There is no evidence to substantiate any of the other three paragraphs. Although the failure to meet the four exemplification paragraphs for evidence of registration or use in bad faith is not fatal, it would be a special case for the Panel to find established on the facts that the general requirement of registration and use in bad faith. In the present case the facts demonstrated in the light of the Respondent’s evidence are not sufficient for the Panel to find this element established.
On the balance of probabilities, it seems more likely than not that the Respondent did not have the Complainant and its trademark in mind when the Respondent registered the domain name. This seems particularly probable if one takes into account the descriptive meaning of La Colline in French (hill, peak, rounded mountain top). This is valid regardless of whether the Respondent actually had the intention when it registered the domain name 6 years ago, to devote the web page to the French Restaurant on Capitol Hill.

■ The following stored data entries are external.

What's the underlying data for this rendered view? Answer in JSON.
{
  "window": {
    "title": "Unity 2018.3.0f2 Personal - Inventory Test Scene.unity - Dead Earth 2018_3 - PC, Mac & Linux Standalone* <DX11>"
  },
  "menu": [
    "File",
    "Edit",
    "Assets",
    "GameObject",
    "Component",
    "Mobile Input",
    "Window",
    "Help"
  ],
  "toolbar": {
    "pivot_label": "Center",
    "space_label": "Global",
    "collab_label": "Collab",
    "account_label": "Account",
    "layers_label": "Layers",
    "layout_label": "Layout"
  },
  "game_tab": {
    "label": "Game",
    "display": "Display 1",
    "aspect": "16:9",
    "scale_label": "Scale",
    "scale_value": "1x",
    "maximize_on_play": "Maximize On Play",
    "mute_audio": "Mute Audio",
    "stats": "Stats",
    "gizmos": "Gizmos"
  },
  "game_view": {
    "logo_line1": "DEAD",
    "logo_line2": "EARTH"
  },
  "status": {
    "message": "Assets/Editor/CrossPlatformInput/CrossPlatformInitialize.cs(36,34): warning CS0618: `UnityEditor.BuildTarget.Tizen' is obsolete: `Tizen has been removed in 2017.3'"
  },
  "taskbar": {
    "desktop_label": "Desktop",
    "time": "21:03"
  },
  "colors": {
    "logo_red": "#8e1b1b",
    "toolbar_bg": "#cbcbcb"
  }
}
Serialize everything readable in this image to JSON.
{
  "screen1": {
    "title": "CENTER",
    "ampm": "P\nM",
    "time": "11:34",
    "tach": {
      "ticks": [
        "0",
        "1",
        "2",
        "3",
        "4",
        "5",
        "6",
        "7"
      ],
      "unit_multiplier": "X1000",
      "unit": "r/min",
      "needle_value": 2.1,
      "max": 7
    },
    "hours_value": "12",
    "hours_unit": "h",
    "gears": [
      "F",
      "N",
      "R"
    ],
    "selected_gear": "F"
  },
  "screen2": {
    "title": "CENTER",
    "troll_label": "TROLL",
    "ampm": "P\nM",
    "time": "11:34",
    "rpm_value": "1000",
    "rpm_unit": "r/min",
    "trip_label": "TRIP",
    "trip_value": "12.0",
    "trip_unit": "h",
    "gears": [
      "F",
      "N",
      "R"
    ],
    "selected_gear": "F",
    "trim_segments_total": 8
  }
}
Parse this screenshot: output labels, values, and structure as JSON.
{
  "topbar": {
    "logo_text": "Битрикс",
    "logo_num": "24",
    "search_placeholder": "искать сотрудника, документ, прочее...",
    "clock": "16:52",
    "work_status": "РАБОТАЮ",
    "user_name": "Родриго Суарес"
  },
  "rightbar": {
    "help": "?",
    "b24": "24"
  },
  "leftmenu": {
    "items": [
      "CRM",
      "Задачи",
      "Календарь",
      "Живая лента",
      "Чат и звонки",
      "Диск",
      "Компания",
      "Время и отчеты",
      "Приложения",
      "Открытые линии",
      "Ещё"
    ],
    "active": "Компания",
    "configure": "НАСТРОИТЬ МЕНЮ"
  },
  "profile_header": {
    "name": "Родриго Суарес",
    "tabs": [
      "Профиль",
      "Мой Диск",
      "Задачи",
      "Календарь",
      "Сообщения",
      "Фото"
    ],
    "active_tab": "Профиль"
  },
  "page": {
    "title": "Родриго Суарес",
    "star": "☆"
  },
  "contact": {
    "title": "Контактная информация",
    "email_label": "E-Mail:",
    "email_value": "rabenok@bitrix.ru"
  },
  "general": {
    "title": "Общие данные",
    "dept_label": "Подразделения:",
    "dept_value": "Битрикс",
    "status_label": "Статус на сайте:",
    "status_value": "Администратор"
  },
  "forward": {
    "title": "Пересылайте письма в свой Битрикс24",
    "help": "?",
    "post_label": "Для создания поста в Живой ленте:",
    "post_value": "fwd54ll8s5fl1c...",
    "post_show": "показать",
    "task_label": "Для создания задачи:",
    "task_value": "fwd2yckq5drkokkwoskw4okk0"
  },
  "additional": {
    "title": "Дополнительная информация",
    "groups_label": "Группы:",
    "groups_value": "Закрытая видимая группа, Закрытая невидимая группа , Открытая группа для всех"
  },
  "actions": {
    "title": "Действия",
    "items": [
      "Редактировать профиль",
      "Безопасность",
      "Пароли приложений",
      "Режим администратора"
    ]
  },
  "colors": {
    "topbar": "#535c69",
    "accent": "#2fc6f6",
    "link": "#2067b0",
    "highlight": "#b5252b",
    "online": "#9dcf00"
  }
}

The Respondent has contended that the facts should lead to a finding of reverse domain name hijacking, defined in the UDRP Rules as “using the policy in bad faith to attempt to deprive a registered domain name holder of a domain name”. Pursuant to Rule 15(e) the Panel may consider whether the complaint was brought in bad faith, for example in an attempt at reverse domain name hijacking or was brought primarily to harass the domain name holder. In the present case, the Complainant has established an extremely long period of usage and has the domain name <lacolline.ch> and asserts it does have an international notoriety and client base. Since “.com” domain names are very popular in many countries and many owners of such domain names are not based in the United States of America, it is not unreasonable for the present Complainant to desire to adopt a domain name such as <lacolline.com>. However, in the present case the Panel has been satisfied that the Respondent has established a sufficient response and, as a consequence, transfer should be denied but the Panel is not satisfied that the circumstances amount to reverse domain name hijacking. The circumstances contrast with those in a prior decision where reverse domain name hijacking was established for example, according to the majority view only, in Koninklijke KPN N.V. v. Telepathy Inc. WIPO Case No. D2001-0217.
For all the foregoing reasons, the Complaint is denied.